Later that year he was given the opportunity of a new life as records show him registering as an apprentice aboard HMS Foxhound.

This was a decommissioned naval ship which had been converted into a whaler, to suit the booming demand for the ivory and oil that whales provided for the increasingly prosperous British Empire.

Since the 15th century the capital had been one of the world’s major whaling centres, and the wealth of this industry gave former naval seamen a chance to use their skills and experience to earn riches.

Within 20 years, Alexander had made enough money to buy the ornate scrimshaw – which had been mounted in solid silver by Benjamin Smith III, one of London’s most exclusive silversmiths – to Sophia.

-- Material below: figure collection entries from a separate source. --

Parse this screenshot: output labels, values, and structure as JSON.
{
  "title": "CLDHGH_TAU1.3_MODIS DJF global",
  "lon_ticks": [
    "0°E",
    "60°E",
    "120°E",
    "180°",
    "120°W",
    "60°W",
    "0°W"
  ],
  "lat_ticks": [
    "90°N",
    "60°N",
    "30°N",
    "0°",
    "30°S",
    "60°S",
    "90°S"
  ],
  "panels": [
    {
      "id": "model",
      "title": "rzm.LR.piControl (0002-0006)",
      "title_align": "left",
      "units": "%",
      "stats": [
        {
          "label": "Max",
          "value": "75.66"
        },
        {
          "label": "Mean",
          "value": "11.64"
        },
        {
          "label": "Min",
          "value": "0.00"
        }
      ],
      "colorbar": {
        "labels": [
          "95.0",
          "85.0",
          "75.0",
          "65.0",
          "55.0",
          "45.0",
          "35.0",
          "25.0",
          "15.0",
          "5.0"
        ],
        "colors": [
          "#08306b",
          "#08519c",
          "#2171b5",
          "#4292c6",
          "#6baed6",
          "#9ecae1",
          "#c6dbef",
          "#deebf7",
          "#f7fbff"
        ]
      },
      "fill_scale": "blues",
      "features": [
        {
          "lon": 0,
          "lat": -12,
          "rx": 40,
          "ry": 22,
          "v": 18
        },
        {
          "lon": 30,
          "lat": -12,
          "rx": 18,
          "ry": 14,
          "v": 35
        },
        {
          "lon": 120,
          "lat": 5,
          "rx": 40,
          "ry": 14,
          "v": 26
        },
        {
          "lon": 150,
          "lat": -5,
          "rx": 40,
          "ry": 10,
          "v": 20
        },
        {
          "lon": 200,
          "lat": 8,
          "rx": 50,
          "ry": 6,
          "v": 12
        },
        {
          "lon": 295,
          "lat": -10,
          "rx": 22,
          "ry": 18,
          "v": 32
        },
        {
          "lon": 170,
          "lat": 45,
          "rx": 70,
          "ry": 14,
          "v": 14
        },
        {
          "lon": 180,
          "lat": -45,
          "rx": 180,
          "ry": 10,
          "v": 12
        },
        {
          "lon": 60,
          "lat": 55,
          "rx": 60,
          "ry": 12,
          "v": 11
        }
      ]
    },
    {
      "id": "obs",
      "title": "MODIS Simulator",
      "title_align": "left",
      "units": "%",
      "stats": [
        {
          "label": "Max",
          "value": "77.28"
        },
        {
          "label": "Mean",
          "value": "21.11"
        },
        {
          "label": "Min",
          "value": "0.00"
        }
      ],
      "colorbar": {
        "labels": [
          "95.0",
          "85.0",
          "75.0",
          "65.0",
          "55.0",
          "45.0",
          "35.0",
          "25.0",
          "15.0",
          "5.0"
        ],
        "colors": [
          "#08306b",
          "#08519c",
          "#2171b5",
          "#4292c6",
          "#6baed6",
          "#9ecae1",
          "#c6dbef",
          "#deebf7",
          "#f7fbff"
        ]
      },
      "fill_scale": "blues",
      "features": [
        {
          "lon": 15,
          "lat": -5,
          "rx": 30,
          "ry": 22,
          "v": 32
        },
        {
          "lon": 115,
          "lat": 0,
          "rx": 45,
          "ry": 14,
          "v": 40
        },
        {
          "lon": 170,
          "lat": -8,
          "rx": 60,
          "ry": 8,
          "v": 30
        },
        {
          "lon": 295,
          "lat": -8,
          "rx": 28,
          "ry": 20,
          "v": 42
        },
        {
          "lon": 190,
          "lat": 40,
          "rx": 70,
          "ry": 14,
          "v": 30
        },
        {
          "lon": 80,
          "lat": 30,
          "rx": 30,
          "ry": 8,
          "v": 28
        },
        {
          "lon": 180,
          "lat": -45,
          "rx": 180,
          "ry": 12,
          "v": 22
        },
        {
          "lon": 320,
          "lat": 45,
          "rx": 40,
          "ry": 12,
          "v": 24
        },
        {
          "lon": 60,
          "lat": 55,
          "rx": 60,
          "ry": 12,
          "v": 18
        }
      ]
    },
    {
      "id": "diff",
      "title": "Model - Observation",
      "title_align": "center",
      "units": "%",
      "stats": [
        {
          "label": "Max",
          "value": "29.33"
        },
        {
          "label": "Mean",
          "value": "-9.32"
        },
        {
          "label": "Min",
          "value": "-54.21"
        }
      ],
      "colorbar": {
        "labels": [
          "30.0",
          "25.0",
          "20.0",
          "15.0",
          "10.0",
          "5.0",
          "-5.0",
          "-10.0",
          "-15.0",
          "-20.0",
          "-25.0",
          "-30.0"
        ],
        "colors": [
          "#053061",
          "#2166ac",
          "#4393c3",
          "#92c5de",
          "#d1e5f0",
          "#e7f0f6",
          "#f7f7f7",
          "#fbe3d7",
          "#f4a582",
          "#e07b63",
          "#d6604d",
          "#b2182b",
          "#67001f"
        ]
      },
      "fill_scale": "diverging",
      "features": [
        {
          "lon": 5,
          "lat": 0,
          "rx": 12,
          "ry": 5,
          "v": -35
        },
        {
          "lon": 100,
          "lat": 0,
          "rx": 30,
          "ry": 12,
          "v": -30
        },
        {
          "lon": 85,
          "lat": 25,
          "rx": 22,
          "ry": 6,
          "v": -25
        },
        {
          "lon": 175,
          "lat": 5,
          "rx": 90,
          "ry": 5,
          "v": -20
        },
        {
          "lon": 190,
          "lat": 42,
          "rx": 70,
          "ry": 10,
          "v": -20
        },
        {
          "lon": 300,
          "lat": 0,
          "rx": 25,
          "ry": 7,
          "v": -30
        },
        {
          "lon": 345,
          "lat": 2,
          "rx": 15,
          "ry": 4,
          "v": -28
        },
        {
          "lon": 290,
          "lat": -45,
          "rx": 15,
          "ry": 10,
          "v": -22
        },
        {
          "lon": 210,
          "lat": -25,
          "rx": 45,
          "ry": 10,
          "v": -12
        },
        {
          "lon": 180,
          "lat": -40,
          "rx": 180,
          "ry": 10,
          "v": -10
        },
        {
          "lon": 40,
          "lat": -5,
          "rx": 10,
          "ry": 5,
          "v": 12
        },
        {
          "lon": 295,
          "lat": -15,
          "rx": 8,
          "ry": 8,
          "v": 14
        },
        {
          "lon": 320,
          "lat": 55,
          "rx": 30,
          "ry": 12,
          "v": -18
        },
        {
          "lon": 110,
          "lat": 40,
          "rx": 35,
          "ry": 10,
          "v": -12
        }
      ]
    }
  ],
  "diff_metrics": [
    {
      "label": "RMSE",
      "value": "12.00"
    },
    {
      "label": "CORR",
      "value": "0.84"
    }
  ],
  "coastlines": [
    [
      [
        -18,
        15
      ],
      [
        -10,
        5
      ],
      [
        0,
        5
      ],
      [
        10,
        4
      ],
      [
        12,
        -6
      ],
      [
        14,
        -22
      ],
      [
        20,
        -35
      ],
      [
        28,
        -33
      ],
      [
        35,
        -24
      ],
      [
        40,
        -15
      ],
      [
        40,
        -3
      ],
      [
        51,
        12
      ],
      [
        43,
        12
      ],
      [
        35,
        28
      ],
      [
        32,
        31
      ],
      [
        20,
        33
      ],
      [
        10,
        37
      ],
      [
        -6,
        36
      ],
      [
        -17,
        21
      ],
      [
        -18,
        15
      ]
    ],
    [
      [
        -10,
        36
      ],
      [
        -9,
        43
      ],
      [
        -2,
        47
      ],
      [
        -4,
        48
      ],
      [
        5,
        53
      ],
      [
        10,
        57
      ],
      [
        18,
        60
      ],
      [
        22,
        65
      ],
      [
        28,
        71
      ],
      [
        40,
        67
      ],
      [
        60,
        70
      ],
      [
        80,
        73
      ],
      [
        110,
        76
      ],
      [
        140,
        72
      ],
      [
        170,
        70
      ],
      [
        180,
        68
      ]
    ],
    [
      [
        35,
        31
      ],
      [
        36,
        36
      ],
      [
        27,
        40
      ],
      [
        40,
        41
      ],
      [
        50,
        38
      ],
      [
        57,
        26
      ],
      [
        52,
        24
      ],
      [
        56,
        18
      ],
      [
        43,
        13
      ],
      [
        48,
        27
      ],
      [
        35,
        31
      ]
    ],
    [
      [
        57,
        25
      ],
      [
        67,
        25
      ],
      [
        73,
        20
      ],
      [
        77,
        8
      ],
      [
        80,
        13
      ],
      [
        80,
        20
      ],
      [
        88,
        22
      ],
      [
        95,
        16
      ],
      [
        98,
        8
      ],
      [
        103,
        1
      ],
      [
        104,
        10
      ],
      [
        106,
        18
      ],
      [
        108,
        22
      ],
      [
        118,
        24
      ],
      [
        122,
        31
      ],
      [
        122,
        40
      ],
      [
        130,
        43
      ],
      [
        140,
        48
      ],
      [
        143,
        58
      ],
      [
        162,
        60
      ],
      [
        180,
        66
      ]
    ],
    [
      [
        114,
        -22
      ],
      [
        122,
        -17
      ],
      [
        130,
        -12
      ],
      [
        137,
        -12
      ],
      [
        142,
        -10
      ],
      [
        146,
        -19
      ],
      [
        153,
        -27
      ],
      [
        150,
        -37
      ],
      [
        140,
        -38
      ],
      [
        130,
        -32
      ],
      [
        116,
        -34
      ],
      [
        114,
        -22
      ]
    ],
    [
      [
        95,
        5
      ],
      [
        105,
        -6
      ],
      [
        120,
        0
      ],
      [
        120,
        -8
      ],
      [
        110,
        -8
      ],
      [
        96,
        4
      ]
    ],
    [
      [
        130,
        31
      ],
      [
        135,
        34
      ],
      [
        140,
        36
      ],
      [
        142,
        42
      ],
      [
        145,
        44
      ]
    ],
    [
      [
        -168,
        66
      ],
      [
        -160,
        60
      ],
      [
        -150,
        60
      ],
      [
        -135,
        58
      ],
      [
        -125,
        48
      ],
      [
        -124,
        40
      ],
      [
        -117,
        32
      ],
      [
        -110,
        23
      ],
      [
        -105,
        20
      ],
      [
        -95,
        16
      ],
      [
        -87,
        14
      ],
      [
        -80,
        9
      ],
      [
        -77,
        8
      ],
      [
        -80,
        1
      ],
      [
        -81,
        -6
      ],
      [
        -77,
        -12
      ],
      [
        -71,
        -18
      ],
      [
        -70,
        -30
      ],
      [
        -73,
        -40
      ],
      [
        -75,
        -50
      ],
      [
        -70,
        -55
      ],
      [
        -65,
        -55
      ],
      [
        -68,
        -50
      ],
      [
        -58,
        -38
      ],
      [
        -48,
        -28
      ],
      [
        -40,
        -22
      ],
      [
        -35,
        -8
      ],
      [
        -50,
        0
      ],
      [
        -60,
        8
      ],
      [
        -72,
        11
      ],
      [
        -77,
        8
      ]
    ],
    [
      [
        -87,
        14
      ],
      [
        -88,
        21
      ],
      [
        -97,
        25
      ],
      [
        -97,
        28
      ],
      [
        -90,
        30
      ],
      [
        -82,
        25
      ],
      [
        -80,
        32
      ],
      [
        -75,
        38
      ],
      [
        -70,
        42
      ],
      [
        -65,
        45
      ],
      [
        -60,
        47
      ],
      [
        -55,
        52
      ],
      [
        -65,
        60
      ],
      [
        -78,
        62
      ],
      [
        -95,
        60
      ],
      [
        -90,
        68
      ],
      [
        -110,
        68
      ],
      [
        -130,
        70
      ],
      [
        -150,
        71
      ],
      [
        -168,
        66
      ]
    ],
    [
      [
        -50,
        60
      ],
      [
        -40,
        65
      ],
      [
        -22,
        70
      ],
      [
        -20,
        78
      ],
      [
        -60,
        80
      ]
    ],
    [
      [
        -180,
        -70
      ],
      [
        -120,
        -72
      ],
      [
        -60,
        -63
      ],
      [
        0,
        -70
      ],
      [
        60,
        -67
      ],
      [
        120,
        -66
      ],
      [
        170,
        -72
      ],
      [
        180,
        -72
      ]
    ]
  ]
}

While a record of their marriage has not yet been found, it is highly probably that Alexander and Sophia were romantically linked.

Danielle Thom, curator of making at the Museum of London, said: “As well as being an extraordinary object in its own right, this scrimshaw is a time capsule that tells us a compelling tale of a Londoner who lived almost 200 years ago, during a period of dramatic economic change for the capital.

“Thanks to Alexander’s inscription on the scrimshaw, we have been able to research his life, and that of the ship he sailed with, through archives and historical records.”

The tooth will go on display next month a the museum in West India Quay which is free and open daily from 10am – 6pm.